Not Funny, Just Offensive
One of the fave features here is Funny or Offensive? But sometimes there's simply no question. Just a couple hours ago, someone calling his/herself Crazydelphia posted two videos of a heavyset African-American woman just released from a psych ward in the city. It looks like a cell phone video in which she's seen wandering and yelling.
At first, I thought the YouTuber was commenting on the sorry state of the mental healthcare system. But then I noticed Crazydelphia had filed the clips under "comedy."
What's wrong with people?


Comments
This is in lines with those bum-fights videos. Based on the popularity, it seems that there are a lot of people who find the sad, tragic behaviour of the homeless and/or mentally ill to be humourous. This is a really sad commentary about people in general.
Posted by: felts | July 23, 2008 02:56 PM
Don't find it to be the least bit amusing.
Posted by: Mitchell Gobrick | July 23, 2008 05:42 PM
The good news is that the videos have each had less than sixty "views" so not a lot of people share Crazydelphia's sense of humor.
Everyone needs to feel superior to someone and for a lot of people that someone is a person with debilitating mental illness. For me it is a person who meets the diagnostic criteria of "idiot"- like Crazydelphia.
Posted by: HS | July 23, 2008 08:44 PM
Not the least bit funny but had the title been different it could have been informative. Few realize that discharge from a psychiatric hospital can be, despite the usual references to a comprehensive discharge plan, discharge to the streets. Perhaps, this video will lead a reporter somewhere to consider the systemic nature of this issue but I am not optimistic. After Ms. Green died unattended in the psychiatric ER of Kings County Hospital there was much editorial indignation likely fostered by the photos yet no reporter considered if such "treatment" was endemic to psychiatric ERs at public hospitals.

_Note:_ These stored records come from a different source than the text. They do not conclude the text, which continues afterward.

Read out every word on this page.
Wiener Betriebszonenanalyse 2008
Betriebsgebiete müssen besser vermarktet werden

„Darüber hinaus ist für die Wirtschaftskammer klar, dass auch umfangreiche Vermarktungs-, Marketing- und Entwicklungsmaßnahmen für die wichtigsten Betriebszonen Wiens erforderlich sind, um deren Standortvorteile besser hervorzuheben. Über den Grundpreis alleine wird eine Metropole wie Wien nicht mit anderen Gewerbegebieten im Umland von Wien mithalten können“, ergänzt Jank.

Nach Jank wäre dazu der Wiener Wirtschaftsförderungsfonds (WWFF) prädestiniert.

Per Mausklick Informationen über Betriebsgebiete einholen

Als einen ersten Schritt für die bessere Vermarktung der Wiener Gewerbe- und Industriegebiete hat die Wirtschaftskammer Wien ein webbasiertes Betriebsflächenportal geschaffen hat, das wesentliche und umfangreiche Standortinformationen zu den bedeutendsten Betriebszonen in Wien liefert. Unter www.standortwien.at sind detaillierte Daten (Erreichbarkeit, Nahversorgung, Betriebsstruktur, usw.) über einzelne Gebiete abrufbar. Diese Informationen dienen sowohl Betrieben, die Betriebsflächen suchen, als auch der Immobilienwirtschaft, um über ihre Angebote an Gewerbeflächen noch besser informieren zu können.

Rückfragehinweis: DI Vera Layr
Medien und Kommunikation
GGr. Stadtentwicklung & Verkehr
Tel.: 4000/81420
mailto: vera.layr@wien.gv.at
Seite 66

I hope someone seeks out this woman and aids her since the very hospital which discharged her didn't care about her welfare. The Golden Rule of Psychiatric Discharges can be, "Just don't die on our doorstep."
Posted by: Joe | July 24, 2008 10:17 AM
Videos like that don't help but in all honestly I would rather be laughed at then feared. When I was first discharged the first words I heard from my mom were don't come home. I would rather have been teased about being crazy, then see my own mom terrified of me.